È stata una scelta dettata da una certezza: in Stellantis “ci stiamo preparando alla trasformazione” richiesta dall’elettrificazione del mercato “per essere pronti nel 2030 a vendere il 100% di veicoli elettrici con 75 modelli. Tutti i nostri stabilimenti europei, compresi quelli italiani, produrranno vetture elettriche“.

Su Mirafioriabbiamo diverse idee in fase di valutazione, stiamo cercando progetti che possano essere attuati. Ci saranno annunci sulla produzione e nuovi business, come per esempio sull’economia circolare” ha detto il ceo di Stellantis.

Stop in Russia

Carlos Tavares (Foto: Canio Romaniello / Imagoeconomica)

L’Ad ha poi detto che Maserati Grecale e Alfa Romeo Tonale sono auto altamente concorrenziali sul piano qualitativo “è su questa direzione che bisogna muoversi”.

L’azienda ha però messo in chiaro che lavorerà per internalizzare delle attività produttive: a Cassino sta avvenendo già da parecchio, per questo la Fim-Cisl sul punto ha chiesto specifici incontri per ogni singolo stabilimento.

L’Italia – ha garantito Tavares – è centrale nel piano Dare Foward 2030“. Sul fronte estero, a breve “lo stabilimento russo di Stellantis a Kaluga dovrà interrompere la sua attività perché mancano i componenti“. L’impianto era rimasto in funzione per il mercato russo ma con livelli produttivi estremamente ridotti.Auspico che la pace torni perché ne abbiamo bisogno e faremo tutto il possibile per sostenerla” ha aggiunto, ricordando come “la nostra azienda porta ricchezza” ai territori in cui opera.

Energia e tasse

Carlos Tavares

Rimuovere le barriere che ci sono intorno all’auto e garantire l’accessibilità economica. Sono le richieste ai governi avanzate dal ceo di Stellantis. “Quello che i governi dovrebbero fare è incoraggiare i cittadini alla mobilità e a godersi la vita che abbiamo in Europa“.

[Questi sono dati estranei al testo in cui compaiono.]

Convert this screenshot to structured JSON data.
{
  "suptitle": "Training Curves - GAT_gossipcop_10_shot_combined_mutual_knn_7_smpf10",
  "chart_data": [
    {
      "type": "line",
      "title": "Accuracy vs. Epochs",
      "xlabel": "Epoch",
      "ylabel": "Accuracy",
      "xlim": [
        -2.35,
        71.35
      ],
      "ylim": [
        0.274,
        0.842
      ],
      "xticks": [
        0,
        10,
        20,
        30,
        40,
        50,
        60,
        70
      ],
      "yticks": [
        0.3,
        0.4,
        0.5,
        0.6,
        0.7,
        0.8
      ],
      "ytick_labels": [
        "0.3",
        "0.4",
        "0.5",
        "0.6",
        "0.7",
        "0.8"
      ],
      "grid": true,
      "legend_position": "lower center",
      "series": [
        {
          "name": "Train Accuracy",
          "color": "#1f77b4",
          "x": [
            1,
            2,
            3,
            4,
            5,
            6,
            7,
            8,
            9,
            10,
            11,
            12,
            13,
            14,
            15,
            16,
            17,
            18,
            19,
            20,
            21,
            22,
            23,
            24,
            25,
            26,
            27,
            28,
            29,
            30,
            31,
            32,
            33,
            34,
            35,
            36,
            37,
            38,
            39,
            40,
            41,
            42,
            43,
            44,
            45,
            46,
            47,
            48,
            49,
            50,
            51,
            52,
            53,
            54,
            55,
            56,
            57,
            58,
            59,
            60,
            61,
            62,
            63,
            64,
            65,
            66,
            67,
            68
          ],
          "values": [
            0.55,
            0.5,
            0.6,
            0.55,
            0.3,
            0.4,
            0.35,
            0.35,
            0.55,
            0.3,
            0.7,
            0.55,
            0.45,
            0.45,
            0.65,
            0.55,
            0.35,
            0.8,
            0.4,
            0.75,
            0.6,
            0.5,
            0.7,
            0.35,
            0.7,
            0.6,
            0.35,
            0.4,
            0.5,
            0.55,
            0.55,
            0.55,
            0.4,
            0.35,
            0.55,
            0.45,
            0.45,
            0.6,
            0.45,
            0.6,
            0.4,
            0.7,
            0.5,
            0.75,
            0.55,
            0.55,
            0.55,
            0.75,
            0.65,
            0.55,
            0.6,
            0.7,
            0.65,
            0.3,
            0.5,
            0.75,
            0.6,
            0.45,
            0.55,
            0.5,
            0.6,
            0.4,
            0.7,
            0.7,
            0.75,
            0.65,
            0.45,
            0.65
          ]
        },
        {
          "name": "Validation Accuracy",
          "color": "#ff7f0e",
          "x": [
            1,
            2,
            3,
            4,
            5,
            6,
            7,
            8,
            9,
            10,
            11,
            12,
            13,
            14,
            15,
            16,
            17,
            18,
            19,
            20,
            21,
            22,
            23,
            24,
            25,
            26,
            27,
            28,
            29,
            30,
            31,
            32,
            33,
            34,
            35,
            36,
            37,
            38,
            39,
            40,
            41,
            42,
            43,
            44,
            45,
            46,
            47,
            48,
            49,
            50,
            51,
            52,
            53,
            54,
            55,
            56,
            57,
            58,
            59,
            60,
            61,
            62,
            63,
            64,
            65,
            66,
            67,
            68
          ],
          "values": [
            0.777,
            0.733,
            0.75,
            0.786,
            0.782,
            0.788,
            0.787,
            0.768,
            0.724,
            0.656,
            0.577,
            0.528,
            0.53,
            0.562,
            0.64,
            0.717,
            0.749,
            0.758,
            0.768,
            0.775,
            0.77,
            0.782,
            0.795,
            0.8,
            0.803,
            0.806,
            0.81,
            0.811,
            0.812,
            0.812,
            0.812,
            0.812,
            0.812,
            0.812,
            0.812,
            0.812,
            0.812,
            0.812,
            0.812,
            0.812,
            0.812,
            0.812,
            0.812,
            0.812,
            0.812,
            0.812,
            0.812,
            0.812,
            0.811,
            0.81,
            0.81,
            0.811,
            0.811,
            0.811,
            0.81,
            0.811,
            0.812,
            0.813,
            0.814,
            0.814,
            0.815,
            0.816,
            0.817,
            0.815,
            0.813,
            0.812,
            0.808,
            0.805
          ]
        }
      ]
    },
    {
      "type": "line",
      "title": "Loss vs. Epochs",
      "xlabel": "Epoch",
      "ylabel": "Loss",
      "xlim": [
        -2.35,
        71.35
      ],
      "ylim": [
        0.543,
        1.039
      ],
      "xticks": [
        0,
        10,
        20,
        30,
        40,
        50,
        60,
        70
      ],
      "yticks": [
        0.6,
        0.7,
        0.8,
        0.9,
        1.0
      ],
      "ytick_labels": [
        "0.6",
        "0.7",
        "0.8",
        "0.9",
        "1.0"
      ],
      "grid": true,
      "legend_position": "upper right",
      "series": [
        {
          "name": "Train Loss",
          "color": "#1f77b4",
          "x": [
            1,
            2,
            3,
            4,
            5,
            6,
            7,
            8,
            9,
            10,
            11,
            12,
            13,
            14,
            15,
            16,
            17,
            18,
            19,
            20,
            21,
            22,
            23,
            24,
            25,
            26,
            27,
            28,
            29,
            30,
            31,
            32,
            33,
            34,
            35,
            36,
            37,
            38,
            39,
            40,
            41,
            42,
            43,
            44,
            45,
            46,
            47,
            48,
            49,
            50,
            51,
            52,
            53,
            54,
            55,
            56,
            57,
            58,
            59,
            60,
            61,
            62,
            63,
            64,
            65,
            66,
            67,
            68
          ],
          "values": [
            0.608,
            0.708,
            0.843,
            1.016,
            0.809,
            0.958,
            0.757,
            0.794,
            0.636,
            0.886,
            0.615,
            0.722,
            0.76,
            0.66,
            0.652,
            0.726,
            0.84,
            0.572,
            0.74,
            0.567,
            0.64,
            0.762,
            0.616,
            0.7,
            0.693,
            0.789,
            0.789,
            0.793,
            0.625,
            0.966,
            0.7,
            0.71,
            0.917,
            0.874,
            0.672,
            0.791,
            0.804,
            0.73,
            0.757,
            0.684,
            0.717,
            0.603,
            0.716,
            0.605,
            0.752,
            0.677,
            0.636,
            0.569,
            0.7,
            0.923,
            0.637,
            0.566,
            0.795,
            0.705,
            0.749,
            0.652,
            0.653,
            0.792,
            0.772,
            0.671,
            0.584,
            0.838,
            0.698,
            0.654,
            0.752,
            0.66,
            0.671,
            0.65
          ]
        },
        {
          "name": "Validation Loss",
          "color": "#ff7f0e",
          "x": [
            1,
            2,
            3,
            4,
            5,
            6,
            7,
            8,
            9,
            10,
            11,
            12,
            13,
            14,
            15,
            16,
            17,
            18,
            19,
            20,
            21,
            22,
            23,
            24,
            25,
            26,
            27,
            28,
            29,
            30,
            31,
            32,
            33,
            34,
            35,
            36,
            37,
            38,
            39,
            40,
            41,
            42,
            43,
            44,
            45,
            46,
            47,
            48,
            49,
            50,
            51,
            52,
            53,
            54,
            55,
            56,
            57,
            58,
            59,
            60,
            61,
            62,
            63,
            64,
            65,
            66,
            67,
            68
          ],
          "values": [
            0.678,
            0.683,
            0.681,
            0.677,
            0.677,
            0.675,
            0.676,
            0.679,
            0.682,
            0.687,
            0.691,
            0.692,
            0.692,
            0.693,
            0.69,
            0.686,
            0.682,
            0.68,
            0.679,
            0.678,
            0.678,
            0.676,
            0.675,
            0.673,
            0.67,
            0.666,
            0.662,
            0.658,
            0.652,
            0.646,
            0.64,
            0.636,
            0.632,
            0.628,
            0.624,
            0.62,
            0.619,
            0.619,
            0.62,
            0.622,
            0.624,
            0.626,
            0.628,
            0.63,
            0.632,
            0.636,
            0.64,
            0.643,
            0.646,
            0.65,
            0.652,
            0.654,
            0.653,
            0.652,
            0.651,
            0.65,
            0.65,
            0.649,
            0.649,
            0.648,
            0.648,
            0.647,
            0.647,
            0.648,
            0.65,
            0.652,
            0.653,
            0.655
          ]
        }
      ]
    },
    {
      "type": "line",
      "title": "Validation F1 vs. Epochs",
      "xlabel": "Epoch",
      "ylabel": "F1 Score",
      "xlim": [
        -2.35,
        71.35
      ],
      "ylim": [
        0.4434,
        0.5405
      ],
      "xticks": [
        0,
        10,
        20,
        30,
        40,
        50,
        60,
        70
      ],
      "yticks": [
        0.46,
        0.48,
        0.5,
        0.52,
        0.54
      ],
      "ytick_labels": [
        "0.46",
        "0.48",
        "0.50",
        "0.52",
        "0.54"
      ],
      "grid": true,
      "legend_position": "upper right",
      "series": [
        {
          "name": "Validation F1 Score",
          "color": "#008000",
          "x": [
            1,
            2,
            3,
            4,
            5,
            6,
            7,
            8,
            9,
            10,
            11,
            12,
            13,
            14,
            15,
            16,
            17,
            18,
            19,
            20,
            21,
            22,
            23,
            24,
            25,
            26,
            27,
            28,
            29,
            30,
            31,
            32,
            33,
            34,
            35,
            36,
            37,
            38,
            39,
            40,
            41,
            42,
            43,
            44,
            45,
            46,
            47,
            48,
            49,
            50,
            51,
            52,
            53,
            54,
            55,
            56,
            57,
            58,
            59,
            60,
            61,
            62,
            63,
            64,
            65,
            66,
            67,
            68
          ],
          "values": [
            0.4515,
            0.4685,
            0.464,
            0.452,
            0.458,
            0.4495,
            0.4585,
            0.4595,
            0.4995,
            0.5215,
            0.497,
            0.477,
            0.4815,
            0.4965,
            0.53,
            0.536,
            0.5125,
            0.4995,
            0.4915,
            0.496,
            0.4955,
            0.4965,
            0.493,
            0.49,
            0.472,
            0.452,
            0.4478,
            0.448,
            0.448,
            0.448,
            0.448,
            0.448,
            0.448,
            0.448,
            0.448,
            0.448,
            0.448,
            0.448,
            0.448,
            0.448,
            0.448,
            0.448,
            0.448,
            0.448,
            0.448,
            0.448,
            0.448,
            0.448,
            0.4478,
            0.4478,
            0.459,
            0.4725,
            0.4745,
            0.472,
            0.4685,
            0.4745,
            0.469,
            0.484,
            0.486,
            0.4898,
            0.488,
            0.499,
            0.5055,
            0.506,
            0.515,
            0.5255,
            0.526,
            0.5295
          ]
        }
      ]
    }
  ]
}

Un concetto che dopo poco Tavares ha ribadito e sottoliuneato: “Dovremmo rimuovere le barriere e gli ostacoli intorno all automobile e garantire di poterci muovere“. Ha aggiunto “dal governo abbiamo bisogno di visibilità e stabilità in ciò che succederà. Ad esempio normative e investimenti dal punto di vista della ricarica e meno barriere all’uso del automobile. Se riusciamo a fare queste cose noi ridurremo i costi, migliorano l’efficienza e faremo sì che queste auto siano facili da usare“.

C’è poi la questione dell’energia che in Italia costa tantissimo: non abbiamo centrali nucleari a differenza della Francia, abbiamo pochissimi termovalorizzatori a differenza del resto d’Europa, i rifiuti li interriamo invece di ricavarne gas naturale.

C’è un problema energetico in Europa e la strategia da sviluppare può avere conseguenze su Stellantis” ha detto Carlos Tavares. “Senza energia pulita a costi accessibili avere veicoli puliti non basterà. Bisogna lavorare in questa direzione”, ha aggiunto “sottolineando la necessità “di una strategia dell’Europa che combini rinnovabili, nucleare, gas e altre fonti”.

Cancelli chiusi a Cassino

Stellantis Cassino Plant, operai


Al termine del vertice, mentre i segretari nazionali dettavano le loro dichiarazioni alle agenzie, dallo stabilimento Cassino Plant è giunta la notizia che, sempre a causa di mancanza di materiale, i cancelli resteranno chiusi.

Sono oltre venti i giorni di stop nel primo trimestre dell’anno, pari cioè ai giorni in cui mediamente si lavora in un mese: sono quindi già andate in fumo il 33% delle ore lavorative.